Brexit does not need another delay; CLECAT urges customers and hauliers to prepare for the end of staged customs controls
The past year has been a period of adaptation to a post-Brexit trading environment, where businesses on both sides of the Channel have worked hard to get to grips with the operational changes that came after the end of the transition period. Trade is now looking to embrace another portion of changes in GB’s relationship with the EU. As of 1 January, which is in two weeks only, full customs controls apply to all goods moving between the EU and GB, along with additional pre-notification requirements for certain SPS shipments.
Only on Wednesday, the UK Government announced a further postponed introduction of post-Brexit border controls on goods moving from the island of Ireland to GB. While emphasising the importance of finding suitable arrangements for the implementation of the Irish Protocol, CLECAT notes that the continuous delays in decision-making and postponement on the phasing in of the Border Operating Model bring instability and uncertainty to trade.
From early on in the process of the UK’s departure from the EU, European freight forwarders and customs brokers have been prepared to support their customers, and an as smooth as possible flow of goods. However, whilst reflecting on readiness of supply chains, it seems that the lack of preparedness of hauliers and smaller traders for the upcoming new formalities and procedures remains, along with the somewhat familiar crippling fear that the new year will be met with operational chaos.
To ease the introduction of customs controls, the UK government decided to phase in customs requirements for GB imports from the EU, which was subsequently delayed at two occasions. While these postponements of customs controls allowed economic operators more time to prepare, CLECAT stressed the need for businesses to make the best use of the additional time, rather than ‘kick the can down the road’, multiplying the risks of disruptions at the border. CLECAT members have observed, however, that the extra time has not always been used wisely. Not only are hauliers and smaller traders not fully ready to deal with the new requirements on 1 January 2022, but many of them are also still trying to get to grips with the changes that came on 1 January 2021. CLECAT stresses that a lot of work remains to be done to boost awareness and readiness, urging shippers and hauliers to take all steps to ensure that they are ready for new EU-GB border requirements from January 2022.
CLECAT and its members have engaged constructively with the UK HMRC and commend them for effective communications with supply chain stakeholders to support readiness. However, we are noting existing uncertainty at operational level and that the UK government still needs to sort procedural and IT details in preparation for taking control of its borders. Some of the main issues that remain for the industry relate to, among others, IT implementation and associated requirements and processes, particularly concerning the Goods Vehicle Movement Service (GVMS), confusion over different port models (pre-lodgement and/or temporary storage), as well as lack of understanding of the different responsibilities and liabilities of supply chain stakeholders. Furthermore, sufficient clarity regarding the SPS goods that will be subject to the new pre-notification requirements is still missing.
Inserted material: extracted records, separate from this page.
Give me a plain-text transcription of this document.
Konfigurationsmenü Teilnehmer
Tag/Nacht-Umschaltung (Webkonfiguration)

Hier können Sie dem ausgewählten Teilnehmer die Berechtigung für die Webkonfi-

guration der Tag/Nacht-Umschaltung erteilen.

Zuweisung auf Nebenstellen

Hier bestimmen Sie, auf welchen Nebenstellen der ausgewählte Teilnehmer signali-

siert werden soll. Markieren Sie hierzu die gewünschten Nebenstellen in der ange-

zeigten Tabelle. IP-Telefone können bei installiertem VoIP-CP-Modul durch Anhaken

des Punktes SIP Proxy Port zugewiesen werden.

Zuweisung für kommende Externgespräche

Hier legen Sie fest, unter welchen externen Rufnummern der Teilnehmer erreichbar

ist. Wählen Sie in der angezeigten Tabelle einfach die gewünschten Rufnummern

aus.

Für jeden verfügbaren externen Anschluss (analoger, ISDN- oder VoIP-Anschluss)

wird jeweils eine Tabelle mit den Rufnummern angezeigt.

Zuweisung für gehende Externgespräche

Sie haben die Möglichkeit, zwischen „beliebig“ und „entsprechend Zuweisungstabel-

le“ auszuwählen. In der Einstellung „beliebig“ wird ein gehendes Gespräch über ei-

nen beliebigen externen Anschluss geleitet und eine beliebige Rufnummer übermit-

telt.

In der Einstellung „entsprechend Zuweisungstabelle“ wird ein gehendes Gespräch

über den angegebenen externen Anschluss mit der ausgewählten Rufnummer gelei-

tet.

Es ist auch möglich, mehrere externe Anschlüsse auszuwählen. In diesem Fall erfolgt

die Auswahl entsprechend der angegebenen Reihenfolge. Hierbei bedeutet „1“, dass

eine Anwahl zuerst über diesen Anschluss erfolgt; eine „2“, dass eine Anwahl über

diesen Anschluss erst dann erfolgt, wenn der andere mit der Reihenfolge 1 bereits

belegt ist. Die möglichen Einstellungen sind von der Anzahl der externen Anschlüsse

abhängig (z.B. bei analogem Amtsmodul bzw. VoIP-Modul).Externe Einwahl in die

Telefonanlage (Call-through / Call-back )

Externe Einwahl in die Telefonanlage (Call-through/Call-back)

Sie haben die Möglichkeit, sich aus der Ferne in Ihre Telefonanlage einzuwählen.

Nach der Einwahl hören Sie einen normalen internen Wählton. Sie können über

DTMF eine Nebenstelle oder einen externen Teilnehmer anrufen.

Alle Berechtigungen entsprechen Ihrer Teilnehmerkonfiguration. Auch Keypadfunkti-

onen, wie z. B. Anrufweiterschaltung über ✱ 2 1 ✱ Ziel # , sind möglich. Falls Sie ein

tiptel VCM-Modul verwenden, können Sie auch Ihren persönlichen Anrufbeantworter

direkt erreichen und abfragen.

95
CLECAT recognises the pressures businesses face in coping with the impacts of the COVID-19 pandemic and Brexit simultaneously, as well as the lack of complete clarity on some operational details of the upcoming requirements for EU-GB trade. Adjusting to post-Brexit trading environment is a learning curve, that needs to be approached in a flexible and pragmatic way, to help rather than penalise economic operators in the ongoing transition.
CLECAT stresses that notwithstanding the lack of complete readiness in the private and public sector, further delays in the implementation of the Border Operating Model should be avoided. Another delay would only mean postponing what is inevitable, leading to further confusion.